My friend Molly lived at the top of the best sledding hill in town and since I spent my afternoons at her house until my parents were done with work, I had the advantage over almost every other kid at school. Apart from Molly and her many brothers and sisters and Hannah, who lived across the street and therefore also had a full time sledding wonderland just out her front door, I got the most sledding hours per day of any kid I knew. We would rush home from school, toss our homework onto the table, gulp down a bowl of ramen noodles from the steaming pot that seemed ever present on the stove at Molly's house and be back out the door before the prime spots were taken by the other kids.

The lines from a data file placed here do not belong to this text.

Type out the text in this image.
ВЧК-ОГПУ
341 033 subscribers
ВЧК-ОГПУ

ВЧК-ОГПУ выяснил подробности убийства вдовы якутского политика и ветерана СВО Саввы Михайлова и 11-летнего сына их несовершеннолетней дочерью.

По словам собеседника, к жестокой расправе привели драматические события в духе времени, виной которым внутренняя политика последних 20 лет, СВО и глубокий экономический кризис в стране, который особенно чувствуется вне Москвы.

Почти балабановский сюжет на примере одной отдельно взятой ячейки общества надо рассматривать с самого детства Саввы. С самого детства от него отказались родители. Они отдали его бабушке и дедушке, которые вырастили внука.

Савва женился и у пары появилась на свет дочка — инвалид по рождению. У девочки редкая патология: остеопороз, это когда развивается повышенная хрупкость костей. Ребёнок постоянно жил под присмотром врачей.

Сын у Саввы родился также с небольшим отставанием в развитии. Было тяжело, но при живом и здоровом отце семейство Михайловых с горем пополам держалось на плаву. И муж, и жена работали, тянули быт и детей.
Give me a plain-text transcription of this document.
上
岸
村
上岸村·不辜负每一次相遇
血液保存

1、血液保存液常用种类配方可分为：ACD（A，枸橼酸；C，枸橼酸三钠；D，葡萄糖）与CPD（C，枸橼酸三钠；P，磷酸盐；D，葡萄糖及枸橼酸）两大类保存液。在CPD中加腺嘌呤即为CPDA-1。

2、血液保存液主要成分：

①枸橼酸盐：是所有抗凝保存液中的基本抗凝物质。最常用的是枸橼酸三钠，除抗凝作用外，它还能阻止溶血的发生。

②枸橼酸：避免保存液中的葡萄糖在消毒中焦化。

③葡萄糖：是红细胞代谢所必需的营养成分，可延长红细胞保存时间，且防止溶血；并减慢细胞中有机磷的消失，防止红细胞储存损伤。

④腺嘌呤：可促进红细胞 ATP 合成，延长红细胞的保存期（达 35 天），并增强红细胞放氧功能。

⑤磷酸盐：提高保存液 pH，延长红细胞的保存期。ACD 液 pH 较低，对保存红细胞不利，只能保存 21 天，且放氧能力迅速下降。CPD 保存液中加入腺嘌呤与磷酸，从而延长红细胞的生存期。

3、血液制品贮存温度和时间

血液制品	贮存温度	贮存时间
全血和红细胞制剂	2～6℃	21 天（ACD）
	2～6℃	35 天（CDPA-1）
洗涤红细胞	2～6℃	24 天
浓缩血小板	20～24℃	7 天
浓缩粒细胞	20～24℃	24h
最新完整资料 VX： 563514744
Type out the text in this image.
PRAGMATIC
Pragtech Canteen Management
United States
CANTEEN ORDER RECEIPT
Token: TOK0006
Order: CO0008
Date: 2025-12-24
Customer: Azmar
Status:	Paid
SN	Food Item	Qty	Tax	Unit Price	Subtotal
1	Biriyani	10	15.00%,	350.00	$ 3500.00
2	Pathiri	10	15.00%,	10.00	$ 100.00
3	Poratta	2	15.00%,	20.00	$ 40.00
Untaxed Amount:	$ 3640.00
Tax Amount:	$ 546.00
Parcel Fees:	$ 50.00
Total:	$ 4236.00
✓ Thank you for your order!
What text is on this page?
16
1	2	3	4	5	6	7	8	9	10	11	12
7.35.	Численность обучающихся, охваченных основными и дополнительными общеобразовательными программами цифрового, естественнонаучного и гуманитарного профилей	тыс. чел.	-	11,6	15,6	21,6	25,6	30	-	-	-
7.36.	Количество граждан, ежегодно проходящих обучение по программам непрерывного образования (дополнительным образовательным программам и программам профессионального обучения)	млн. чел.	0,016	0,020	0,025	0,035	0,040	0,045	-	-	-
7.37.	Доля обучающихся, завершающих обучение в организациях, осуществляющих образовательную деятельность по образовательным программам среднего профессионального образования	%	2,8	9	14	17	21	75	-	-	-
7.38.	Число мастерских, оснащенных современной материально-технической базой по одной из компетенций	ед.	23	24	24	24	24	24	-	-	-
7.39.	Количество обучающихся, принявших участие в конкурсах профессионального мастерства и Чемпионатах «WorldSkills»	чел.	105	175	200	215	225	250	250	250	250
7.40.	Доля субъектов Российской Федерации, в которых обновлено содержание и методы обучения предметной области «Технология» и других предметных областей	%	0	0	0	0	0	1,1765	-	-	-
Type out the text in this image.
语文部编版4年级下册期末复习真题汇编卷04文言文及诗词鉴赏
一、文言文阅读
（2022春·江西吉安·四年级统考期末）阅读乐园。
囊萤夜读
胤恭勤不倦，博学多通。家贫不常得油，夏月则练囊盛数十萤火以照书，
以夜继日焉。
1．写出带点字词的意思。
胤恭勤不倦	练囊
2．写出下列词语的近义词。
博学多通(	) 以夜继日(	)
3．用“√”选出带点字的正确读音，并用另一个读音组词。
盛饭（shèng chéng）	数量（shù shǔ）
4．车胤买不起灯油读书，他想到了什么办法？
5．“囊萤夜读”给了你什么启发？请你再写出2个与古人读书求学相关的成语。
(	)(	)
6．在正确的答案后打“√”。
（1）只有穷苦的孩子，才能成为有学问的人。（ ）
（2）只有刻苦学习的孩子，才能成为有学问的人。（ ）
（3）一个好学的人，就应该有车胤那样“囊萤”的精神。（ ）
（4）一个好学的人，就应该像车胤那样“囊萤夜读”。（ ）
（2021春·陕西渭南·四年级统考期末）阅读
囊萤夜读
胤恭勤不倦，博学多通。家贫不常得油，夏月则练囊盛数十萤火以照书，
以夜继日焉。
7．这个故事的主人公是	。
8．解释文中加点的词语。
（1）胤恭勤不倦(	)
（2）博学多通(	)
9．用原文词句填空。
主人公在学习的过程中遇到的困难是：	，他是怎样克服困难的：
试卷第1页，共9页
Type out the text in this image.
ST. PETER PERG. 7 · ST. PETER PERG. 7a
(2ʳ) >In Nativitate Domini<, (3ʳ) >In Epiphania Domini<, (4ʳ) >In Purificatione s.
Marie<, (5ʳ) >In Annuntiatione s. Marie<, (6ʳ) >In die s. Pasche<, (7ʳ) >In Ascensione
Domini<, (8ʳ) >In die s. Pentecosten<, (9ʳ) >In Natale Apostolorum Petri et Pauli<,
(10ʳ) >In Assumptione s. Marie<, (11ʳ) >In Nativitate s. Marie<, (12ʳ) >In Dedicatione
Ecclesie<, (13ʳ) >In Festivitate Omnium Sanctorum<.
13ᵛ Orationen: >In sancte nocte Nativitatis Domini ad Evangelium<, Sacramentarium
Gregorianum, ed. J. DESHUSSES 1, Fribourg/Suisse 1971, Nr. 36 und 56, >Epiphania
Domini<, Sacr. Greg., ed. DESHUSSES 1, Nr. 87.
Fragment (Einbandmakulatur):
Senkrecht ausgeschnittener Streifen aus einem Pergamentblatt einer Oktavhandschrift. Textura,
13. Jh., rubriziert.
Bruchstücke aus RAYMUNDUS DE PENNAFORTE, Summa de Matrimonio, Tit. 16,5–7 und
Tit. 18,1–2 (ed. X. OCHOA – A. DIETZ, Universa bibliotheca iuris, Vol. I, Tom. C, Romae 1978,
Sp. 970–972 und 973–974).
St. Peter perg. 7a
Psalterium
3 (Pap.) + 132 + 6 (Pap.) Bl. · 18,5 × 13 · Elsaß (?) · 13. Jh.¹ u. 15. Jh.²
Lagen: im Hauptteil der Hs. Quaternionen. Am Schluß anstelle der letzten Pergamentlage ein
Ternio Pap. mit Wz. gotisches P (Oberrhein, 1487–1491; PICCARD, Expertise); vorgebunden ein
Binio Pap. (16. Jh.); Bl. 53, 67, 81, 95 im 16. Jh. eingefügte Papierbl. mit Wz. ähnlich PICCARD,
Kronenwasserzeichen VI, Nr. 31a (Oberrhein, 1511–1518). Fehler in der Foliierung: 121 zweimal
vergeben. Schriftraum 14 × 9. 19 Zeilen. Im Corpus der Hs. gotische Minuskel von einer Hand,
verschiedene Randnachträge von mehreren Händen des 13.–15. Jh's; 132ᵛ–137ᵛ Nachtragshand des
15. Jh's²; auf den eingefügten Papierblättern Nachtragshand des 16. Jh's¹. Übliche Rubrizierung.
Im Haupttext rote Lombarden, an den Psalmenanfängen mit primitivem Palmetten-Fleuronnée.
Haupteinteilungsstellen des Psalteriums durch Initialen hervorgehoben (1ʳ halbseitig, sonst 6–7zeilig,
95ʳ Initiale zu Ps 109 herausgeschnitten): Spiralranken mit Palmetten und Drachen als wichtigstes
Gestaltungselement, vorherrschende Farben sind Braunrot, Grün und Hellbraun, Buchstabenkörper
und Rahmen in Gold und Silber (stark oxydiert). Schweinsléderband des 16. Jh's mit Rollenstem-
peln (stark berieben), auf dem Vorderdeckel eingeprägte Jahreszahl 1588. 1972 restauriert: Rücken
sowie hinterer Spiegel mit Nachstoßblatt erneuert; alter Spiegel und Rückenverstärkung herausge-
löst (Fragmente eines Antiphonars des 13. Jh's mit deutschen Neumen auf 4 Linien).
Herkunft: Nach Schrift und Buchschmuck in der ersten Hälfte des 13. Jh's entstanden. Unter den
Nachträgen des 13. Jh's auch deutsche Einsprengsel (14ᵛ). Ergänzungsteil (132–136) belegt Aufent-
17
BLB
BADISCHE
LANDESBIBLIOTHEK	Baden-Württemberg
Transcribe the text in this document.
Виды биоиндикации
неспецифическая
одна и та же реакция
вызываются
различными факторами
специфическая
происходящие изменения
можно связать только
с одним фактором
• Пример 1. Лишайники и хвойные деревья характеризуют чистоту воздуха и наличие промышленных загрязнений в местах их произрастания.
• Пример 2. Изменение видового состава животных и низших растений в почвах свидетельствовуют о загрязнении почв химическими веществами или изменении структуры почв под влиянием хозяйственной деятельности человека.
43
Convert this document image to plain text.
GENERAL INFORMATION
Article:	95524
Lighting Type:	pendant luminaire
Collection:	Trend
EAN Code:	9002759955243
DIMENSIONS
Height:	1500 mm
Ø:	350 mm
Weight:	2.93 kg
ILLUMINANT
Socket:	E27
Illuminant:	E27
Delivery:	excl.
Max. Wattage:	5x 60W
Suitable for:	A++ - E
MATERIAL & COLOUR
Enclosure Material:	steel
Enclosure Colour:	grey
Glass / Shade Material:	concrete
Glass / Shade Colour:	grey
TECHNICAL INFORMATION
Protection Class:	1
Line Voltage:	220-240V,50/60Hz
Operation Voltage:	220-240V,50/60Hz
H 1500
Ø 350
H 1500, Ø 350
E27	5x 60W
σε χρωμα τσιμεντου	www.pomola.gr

We became experts in reading the iciness of the street, too fresh of snow and the runner sleds, though faster and more controllable, were abandoned for the thin plastic sheet sleds or if we could find one, a smooth bottomed toboggan. Both were alright, but the runner sleds were best. With two or three kids packed on, the pilot holding firmly to the rope with her feet wedged onto the steering bar, the rear position rider would give a good push and then jump on, arms wrapped tightly around the waist in front of them if they were lucky, or sprawled out on the snow as the sled careened downhill away from them if they were not. The road dropped sharply downhill for a block, evened out as it crossed another street and then dipped again until it leveled out finally another block down. More often than not, a run would go awry and dump you into the snowbacks somewhere along the first block. A good run would carry you across the first cross street and you'd crash somewhere in the second block. A great run, only achieved if you started dead center in the road, if your runners were sharp, your passengers well balanced and your aim true, ended in an Olympic ski run finish, slowing to a perfect stop in the flat of the second cross street, arms in the air in triumph. Those were rare and wonderful moments, but they could be achieved. And then, no matter where you ended, the long slog up the hill to start again. A lesser run made acceptable by the fact that you only had a short distance to go to be back at the top, a great run made easy by the lingering triumph of making it to the bottom without a crash. Up to the top, and down again, over and over until the afternoon light faded into darkness and the street emptied until the next day. An eternal winter's afternoon.